This is a charming, feel-good story, and one that I really enjoyed reading. But it had its faults, the main one being that it is an epistolary novel. Now, I have loved other epistolary novels – 84 Charing Cross Road is a much beloved favourite of mine. And one thing that stands out in 84 Charing Cross Road is that each separate letter writer has their own voice. You can easily pick which letter is written by Helene or by Frank or any of the other writers. And that is something you just cannot do with The Guernsey Literary and Potato Peel Pie Society (GLPPPS). Perhaps my comparison is unfair, as Helene Hanff did not make up the letters in 84 Charing Cross Road but rather had saved the letters she received, and her letters to the bookstore were on file, and copies sent to her when she requested them after Frank's death. She arranged the letters to tell the story, but did not have to make up the letters/stories.
GLPPPS is different.

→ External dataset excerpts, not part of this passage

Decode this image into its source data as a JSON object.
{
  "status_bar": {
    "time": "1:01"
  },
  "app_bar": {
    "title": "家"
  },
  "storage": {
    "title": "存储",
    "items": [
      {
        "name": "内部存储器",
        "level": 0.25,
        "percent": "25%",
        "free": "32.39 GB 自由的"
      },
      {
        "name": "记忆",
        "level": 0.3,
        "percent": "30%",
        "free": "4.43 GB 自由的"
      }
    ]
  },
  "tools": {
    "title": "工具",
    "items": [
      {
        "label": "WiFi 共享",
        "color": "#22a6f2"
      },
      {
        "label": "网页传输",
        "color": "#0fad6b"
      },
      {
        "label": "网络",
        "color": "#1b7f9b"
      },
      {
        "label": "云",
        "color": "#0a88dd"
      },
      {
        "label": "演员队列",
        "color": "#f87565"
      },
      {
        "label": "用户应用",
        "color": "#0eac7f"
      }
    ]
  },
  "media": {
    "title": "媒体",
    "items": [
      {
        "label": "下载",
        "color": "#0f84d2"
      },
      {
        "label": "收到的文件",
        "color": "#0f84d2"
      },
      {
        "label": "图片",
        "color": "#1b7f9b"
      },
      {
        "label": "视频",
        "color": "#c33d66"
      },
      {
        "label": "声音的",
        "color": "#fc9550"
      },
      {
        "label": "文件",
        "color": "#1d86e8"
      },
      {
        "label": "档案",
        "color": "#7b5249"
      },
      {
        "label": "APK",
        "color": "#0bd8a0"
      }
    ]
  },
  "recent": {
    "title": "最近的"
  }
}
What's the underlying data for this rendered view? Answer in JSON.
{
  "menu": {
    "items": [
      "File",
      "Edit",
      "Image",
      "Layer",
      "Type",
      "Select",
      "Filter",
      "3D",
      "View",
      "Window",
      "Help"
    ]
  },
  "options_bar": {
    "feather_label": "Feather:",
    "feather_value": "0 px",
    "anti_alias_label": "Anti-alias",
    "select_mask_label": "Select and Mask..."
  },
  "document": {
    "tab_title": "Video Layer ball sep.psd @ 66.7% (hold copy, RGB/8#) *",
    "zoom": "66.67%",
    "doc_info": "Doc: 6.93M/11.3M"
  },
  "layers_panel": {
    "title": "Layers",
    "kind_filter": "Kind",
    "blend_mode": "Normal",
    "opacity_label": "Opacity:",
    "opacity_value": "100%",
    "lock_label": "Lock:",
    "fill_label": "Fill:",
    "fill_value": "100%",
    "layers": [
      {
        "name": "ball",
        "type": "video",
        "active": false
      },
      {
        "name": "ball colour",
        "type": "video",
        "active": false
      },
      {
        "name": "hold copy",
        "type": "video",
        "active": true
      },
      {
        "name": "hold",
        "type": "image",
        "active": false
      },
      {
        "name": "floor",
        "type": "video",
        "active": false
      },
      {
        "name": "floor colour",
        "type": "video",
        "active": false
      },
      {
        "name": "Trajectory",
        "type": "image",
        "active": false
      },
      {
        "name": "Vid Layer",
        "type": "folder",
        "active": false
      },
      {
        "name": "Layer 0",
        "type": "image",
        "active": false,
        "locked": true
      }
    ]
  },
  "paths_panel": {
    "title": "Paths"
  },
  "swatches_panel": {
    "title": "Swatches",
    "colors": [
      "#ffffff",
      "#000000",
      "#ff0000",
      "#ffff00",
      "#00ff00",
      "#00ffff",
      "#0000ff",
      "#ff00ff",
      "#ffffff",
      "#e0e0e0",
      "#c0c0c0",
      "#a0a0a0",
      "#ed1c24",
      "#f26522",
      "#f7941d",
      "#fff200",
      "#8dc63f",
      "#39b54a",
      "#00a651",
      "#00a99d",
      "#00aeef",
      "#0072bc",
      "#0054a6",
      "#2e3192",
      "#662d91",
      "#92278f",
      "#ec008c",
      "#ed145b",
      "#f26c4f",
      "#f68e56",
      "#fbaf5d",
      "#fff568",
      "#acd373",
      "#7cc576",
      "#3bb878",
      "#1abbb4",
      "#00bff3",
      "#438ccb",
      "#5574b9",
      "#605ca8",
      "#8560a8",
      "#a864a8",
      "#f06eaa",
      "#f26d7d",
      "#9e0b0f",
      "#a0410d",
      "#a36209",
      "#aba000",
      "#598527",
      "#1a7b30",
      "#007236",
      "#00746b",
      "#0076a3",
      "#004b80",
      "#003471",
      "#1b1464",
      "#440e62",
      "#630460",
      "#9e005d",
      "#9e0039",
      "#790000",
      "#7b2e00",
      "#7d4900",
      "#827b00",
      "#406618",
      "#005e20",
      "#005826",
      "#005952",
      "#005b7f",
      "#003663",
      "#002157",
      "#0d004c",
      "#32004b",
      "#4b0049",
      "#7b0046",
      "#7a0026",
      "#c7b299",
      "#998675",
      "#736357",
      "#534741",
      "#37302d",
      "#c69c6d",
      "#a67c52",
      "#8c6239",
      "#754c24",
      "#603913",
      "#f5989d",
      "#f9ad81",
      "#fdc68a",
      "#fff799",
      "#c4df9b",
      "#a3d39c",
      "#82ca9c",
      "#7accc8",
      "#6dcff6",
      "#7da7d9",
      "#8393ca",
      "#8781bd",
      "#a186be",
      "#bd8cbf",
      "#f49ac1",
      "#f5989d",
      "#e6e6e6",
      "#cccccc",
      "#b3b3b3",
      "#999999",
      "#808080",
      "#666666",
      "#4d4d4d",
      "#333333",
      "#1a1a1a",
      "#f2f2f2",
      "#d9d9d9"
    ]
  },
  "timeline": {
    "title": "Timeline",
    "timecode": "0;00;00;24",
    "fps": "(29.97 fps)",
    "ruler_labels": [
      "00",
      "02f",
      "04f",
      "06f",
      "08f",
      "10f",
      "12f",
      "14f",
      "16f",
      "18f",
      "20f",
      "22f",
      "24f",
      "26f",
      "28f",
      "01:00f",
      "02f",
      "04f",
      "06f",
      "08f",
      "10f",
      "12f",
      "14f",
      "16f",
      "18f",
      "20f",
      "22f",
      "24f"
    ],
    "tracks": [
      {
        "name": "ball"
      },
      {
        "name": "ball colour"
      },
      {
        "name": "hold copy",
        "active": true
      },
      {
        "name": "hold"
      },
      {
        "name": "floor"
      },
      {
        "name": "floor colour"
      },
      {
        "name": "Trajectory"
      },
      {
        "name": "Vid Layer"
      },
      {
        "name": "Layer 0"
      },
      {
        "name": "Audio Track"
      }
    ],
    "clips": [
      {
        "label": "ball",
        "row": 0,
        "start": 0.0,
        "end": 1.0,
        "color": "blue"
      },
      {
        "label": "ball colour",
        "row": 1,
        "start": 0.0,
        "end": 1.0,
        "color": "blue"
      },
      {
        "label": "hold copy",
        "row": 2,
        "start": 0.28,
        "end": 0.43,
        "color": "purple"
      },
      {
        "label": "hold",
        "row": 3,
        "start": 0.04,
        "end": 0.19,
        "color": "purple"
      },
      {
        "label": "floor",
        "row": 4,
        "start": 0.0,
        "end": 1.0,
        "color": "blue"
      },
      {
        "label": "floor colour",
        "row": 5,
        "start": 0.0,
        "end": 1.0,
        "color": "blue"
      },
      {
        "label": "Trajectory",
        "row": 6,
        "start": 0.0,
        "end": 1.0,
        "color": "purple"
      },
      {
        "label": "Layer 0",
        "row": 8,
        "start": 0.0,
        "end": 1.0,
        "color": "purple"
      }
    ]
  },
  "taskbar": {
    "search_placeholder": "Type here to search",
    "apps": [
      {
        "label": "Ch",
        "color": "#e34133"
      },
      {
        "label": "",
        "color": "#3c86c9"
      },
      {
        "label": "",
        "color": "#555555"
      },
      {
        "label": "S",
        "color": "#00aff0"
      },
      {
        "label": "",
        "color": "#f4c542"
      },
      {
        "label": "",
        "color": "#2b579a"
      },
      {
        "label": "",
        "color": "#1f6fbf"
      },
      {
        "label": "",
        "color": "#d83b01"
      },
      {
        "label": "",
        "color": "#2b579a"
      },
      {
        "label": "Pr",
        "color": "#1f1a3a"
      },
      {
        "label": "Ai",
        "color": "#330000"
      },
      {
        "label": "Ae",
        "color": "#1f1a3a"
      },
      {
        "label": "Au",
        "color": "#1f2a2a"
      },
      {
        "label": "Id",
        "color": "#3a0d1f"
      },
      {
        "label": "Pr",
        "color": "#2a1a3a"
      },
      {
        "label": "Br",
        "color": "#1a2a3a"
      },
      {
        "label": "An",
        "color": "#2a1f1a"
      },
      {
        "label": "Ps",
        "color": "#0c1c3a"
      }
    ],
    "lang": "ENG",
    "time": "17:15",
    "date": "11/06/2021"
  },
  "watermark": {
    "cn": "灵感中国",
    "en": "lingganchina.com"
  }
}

The author deliberately chose to tell her story through a series of letters, so had the difficult task of conveying each character to us via their 'letters'. And she just couldn't do it. I couldn't tell from reading each letter who was writing it, and had to depend on the names at the top of each to keep the story straight.
But apart from this, I enjoyed the book. Juliet is a likeable character, there is a slowly unfolding romance that all ends happily, and there's a bit of history thrown in. The history bit particularly interested me – I'd read some other book long ago which started on a Channel Island but quickly transferred to England when the main character was evacuated just before the Germans arrived. So, I was vaguely aware of the German occupation of the Channel Islands in World War II, but didn't know much about it. GLPPPS provides some interesting insights into this history, and into how it impacted on the residents of the island.
The story itself is a simple one. It is 1946 and Juliet is promoting a book based on amusing short stories she wrote for a paper during the war. She wants to write a more serious story, but is having trouble finding a subject. One day she receives a letter from a man on Guernsey who has a book which formerly belonged to her (it had her name & address inside the cover) and she starts a correspondence with him and gradually with other Islanders. From their letters, she gets an idea for a book about life in Guernsey under the occupation, travels there to meet everyone, and settles down there to write her book. Juliet, as a lover of books, is delighted to discover how the literary society came into being and the impact books had on the lives of various islanders. The society helped the members survive the occupation, with each of them taking strength from different books they discovered or from the friendship and support of other society members.
Recommended to anyone who wants a light hearted, feel good book. It was just what I needed this week.